Clària J, Serhan C N
Department of Medicine, Brigham and Women's Hospital, Boston, MA, USA.
Proc Natl Acad Sci U S A. 1995 Oct 10;92(21):9475-9. doi: 10.1073/pnas.92.21.9475.
Aspirin [acetylsalicylic acid (ASA)], along with its analgesic-antipyretic uses, is now also being considered for cardiovascular protection and treatments in cancer and human immunodeficiency virus infection. Although many of ASA's pharmacological actions are related to its ability to inhibit prostaglandin and thromboxane biosynthesis, some of its beneficial therapeutic effects are not completely understood. Here, ASA triggered transcellular biosynthesis of a previously unrecognized class of eicosanoids during coincubations of human umbilical vein endothelial cells (HUVEC) and neutrophils [polymorphonuclear leukocytes (PMN)]. These eicosanoids were generated with ASA but not by indomethacin, salicylate, or dexamethasone. Formation was enhanced by cytokines (interleukin 1 beta) that induced the appearance of prostaglandin G/H synthase 2 (PGHS-2) but not 15-lipoxygenase, which initiates their biosynthesis from arachidonic acid in HUVEC. Costimulation of HUVEC/PMN by either thrombin plus the chemotactic peptide fMet-Leu-Phe or phorbol 12-myristate 13-acetate or ionophore A23187 leads to the production of these eicosanoids from endogenous sources. Four of these eicosanoids were also produced when PMN were exposed to 15R-HETE [(15R)-15-hydroxy-5,8,11-cis-13-trans-eicosatetraenoic acid] and an agonist. Physical methods showed that the class consists of four tetraene-containing products from arachidonic acid that proved to be 15R-epimers of lipoxins. Two of these compounds (III and IV) were potent inhibitors of leukotriene B4-mediated PMN adhesion to HUVEC, with compound IV [(5S,6R,15R)-5,6,15-trihydroxy-7,9,13-trans-11-cis-eicosatetraenoi c acid; 15-epilipoxin A4] active in the nanomolar range. These results demonstrate that ASA evokes a unique class of eicosanoids formed by acetylated PGHS-2 and 5-lipoxygenase interactions, which may contribute to the therapeutic impact of this drug. Moreover, they provide an example of a drug's ability to pirate endogenous biosynthetic mechanisms to trigger new mediators.

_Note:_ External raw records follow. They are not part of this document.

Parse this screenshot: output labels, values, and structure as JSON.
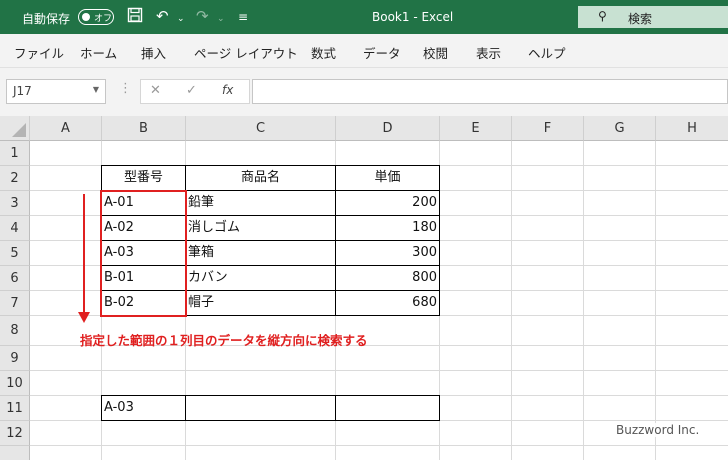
{
  "titlebar": {
    "autosave_label": "自動保存",
    "autosave_toggle": "オフ",
    "doc_title": "Book1 - Excel",
    "search_placeholder": "検索"
  },
  "menu": [
    "ファイル",
    "ホーム",
    "挿入",
    "ページ レイアウト",
    "数式",
    "データ",
    "校閲",
    "表示",
    "ヘルプ"
  ],
  "formula_bar": {
    "name_box": "J17",
    "value": ""
  },
  "columns": [
    "A",
    "B",
    "C",
    "D",
    "E",
    "F",
    "G",
    "H"
  ],
  "rows": [
    "1",
    "2",
    "3",
    "4",
    "5",
    "6",
    "7",
    "8",
    "9",
    "10",
    "11",
    "12"
  ],
  "table": {
    "headers": [
      "型番号",
      "商品名",
      "単価"
    ],
    "rows": [
      [
        "A-01",
        "鉛筆",
        "200"
      ],
      [
        "A-02",
        "消しゴム",
        "180"
      ],
      [
        "A-03",
        "筆箱",
        "300"
      ],
      [
        "B-01",
        "カバン",
        "800"
      ],
      [
        "B-02",
        "帽子",
        "680"
      ]
    ]
  },
  "lookup_cell": "A-03",
  "annotation": "指定した範囲の１列目のデータを縦方向に検索する",
  "watermark": "Buzzword Inc.",
  "colors": {
    "excel_green": "#217346",
    "annotation_red": "#e02020"
  }
}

阿司匹林[乙酰水杨酸(ASA)],除了其镇痛和解热用途外,目前还被考虑用于心血管保护以及癌症和人类免疫缺陷病毒感染的治疗。尽管ASA的许多药理作用与其抑制前列腺素和血栓素生物合成的能力有关,但其一些有益的治疗效果尚未完全明确。在此,在人脐静脉内皮细胞(HUVEC)与中性粒细胞[多形核白细胞(PMN)]共孵育期间,ASA引发了一类先前未被识别的类二十烷酸的跨细胞生物合成。这些类二十烷酸由ASA生成,但吲哚美辛、水杨酸盐或地塞米松则不能生成。细胞因子(白细胞介素1β)可增强其生成,该细胞因子可诱导前列腺素G/H合酶2(PGHS-2)而非15-脂氧合酶的出现,而15-脂氧合酶可启动其从HUVEC中的花生四烯酸生物合成。凝血酶与趋化肽fMet-Leu-Phe或佛波醇12-肉豆蔻酸酯13-乙酸酯或离子载体A23187对HUVEC/PMN的共刺激会导致这些类二十烷酸从内源性来源产生。当PMN暴露于15R-HETE[(15R)-15-羟基-5,8,11-顺式-13-反式-二十碳四烯酸]和一种激动剂时,也会产生其中四种类二十烷酸。物理方法表明,该类由来自花生四烯酸的四种含四烯产物组成,经证明是脂氧素的15R-差向异构体。其中两种化合物(III和IV)是白三烯B4介导的PMN与HUVEC黏附的有效抑制剂,化合物IV[(5S,6R,15R)-5,6,15-三羟基-7,9,13-反式-11-顺式-二十碳四烯酸;15-表-脂氧素A4]在纳摩尔范围内具有活性。这些结果表明,ASA引发了一类由乙酰化的PGHS-2和5-脂氧合酶相互作用形成的独特类二十烷酸,这可能有助于该药物的治疗作用。此外,它们提供了一个药物利用内源性生物合成机制触发新介质的能力的例子。